Ist es Realismus oder Resignation? In Deutschland, und nicht nur dort, steht der Biokraftstoff vor dem Aus. Pflanzliche Produkte gehörten auf den Teller, nicht in den Tank – so die neue einhellige Parole über die Grenzen der politischen Lager hinweg.
Aufgrund des Krieges in der Ukraine, aber auch als Folgen von Dürren und anderen Umweltproblemen wird Getreide weltweit immer knapper. Auch der Anbau anderer Nutzpflanzen wirft Probleme auf. Sie stehen ebenfalls nicht mehr so reichlich zur Verfügung, wie man es zumindest in den wohlhabenden Industrienationen gewohnt war.
Aus Nutzpflanzen erzeugter Biosprit war bei den Autofahrern nie besonders beliebt, weil sie fürchteten, dass er für ihre Motoren nicht optimal sei. Schäden blieben zwar aus, aber es gibt bis heute leichte Einbussen bei den Reichweiten. Vor Jahrzehnten warb die damalige Mineralölgesellschaft Esso, heute Exxon, mit dem Slogan: «Pack den Tiger in den Tank». Das klang wesentlich verlockender und kraftvoller als der Appell an die Vernunft, im Benzin oder Diesel einen Anteil der Brühe aus Getreide, Zuckerrüben, Rapsöl oder aus Holzresten zu akzeptieren.
Das Argument dafür war allerdings klar: Der Verbrauch von Produkten aus Mineralöl ist nicht nachhaltig, denn die wachsen bekanntlich nicht nach. Zudem schädigt der Schadstoffausstoss Klima und Umwelt. Nachwachsende Rohstoffe können zur Minderung dieses Problems beitragen. In Deutschland werden fünf Prozent der Anbauflächen für die Vorprodukte von Biokraftstoffen genutzt, in den USA werden bis zu vierzig Prozent von der Getreide- und Fruchternte in Biosprit verwandelt. In Zeiten der sich verschärfenden Nahrungsmittelknappheit erscheinen diese Flächen allzu gross, und der deutsche Landwirtschaftsminister Cem Özdemir (Grüne) stellte Ende März fest: «Es ist nicht nachhaltig, Weizen und Mais in den Tank zu schütten.»

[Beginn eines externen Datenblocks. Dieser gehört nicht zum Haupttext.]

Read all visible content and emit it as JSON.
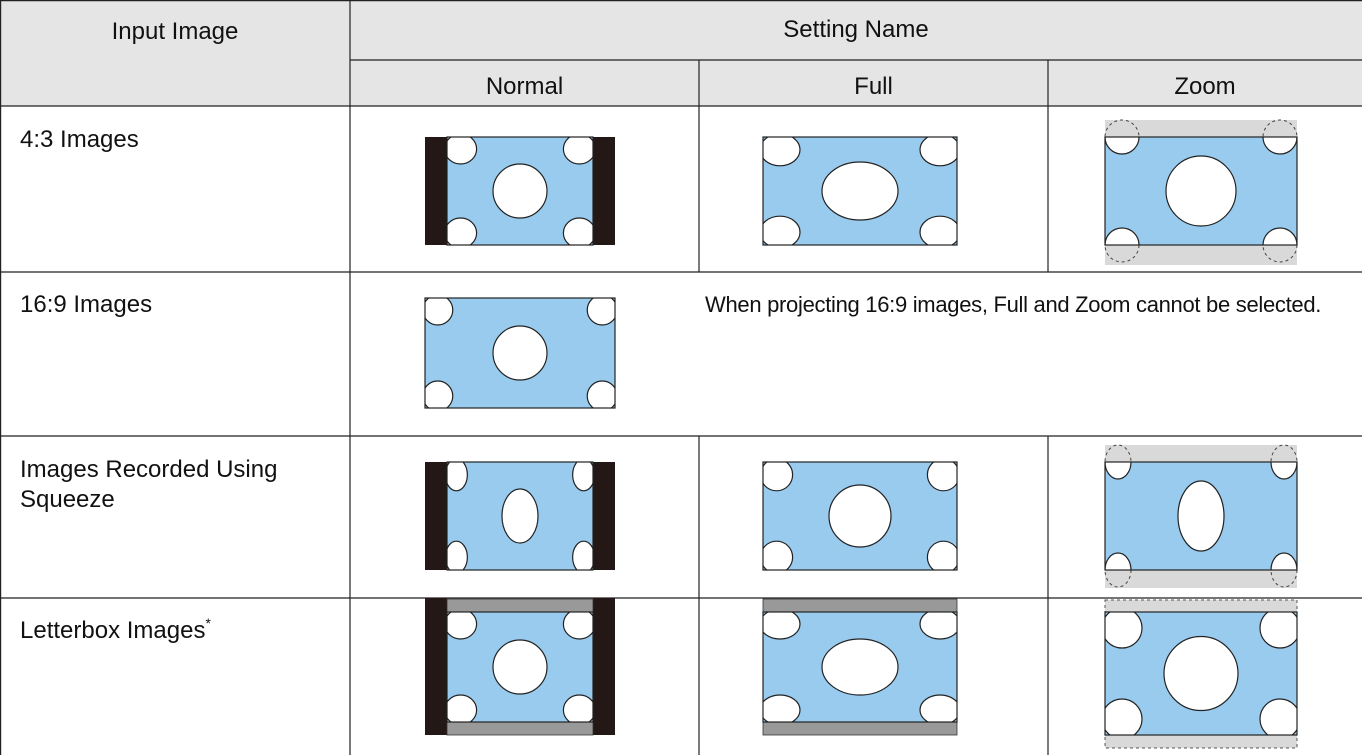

Seine Kollegin, die Umweltministerin Steffi Lemke, ebenfalls von den Grünen, assistierte: Biokraftstoffe aus Nahrungs- und Futtermittelpflanzen seien «aus der Zeit gefallen». Auch Greenpeace macht sich gegen den Biosprit stark: «Make food, not fuel». Das erinnert an «Make love, not war», und das soll es wohl auch. Überhaupt fällt bei der Auseinandersetzung um den Biosprit der hohe moralische Ton auf: Früher war er geboten, um die Welt zu retten, jetzt gehört er verboten, um den Hunger zu bekämpfen. Der Erfolg der Grünen in Deutschland hängt auch damit zusammen, dass sie jeder Wendung den passenden Sound geben.
Sie praktizieren und vermitteln ihren Realismus, ohne in Resignation zu verfallen. Robert Habeck und Annalena Baerbock folgen ihren Einsichten in die neuen Notwendigkeiten mit so grosser Energie, dass sie dabei absolut authentisch wirken. Habeck relativiert den Artenschutz zugunsten neuer Windräder, Baerbock setzt sich über pazifistische Festlegungen eines grossen Teils der Grünen hinweg. Ähnliches geschieht bei ihren Kabinettskollegen.
Franz Joseph Strauss hat einmal gesagt, konservativ zu sein, bedeute, an der Spitze des Fortschritts zu marschieren. Mit ihrer meisterhaften politischen Kommunikation erinnern die Grünen daran.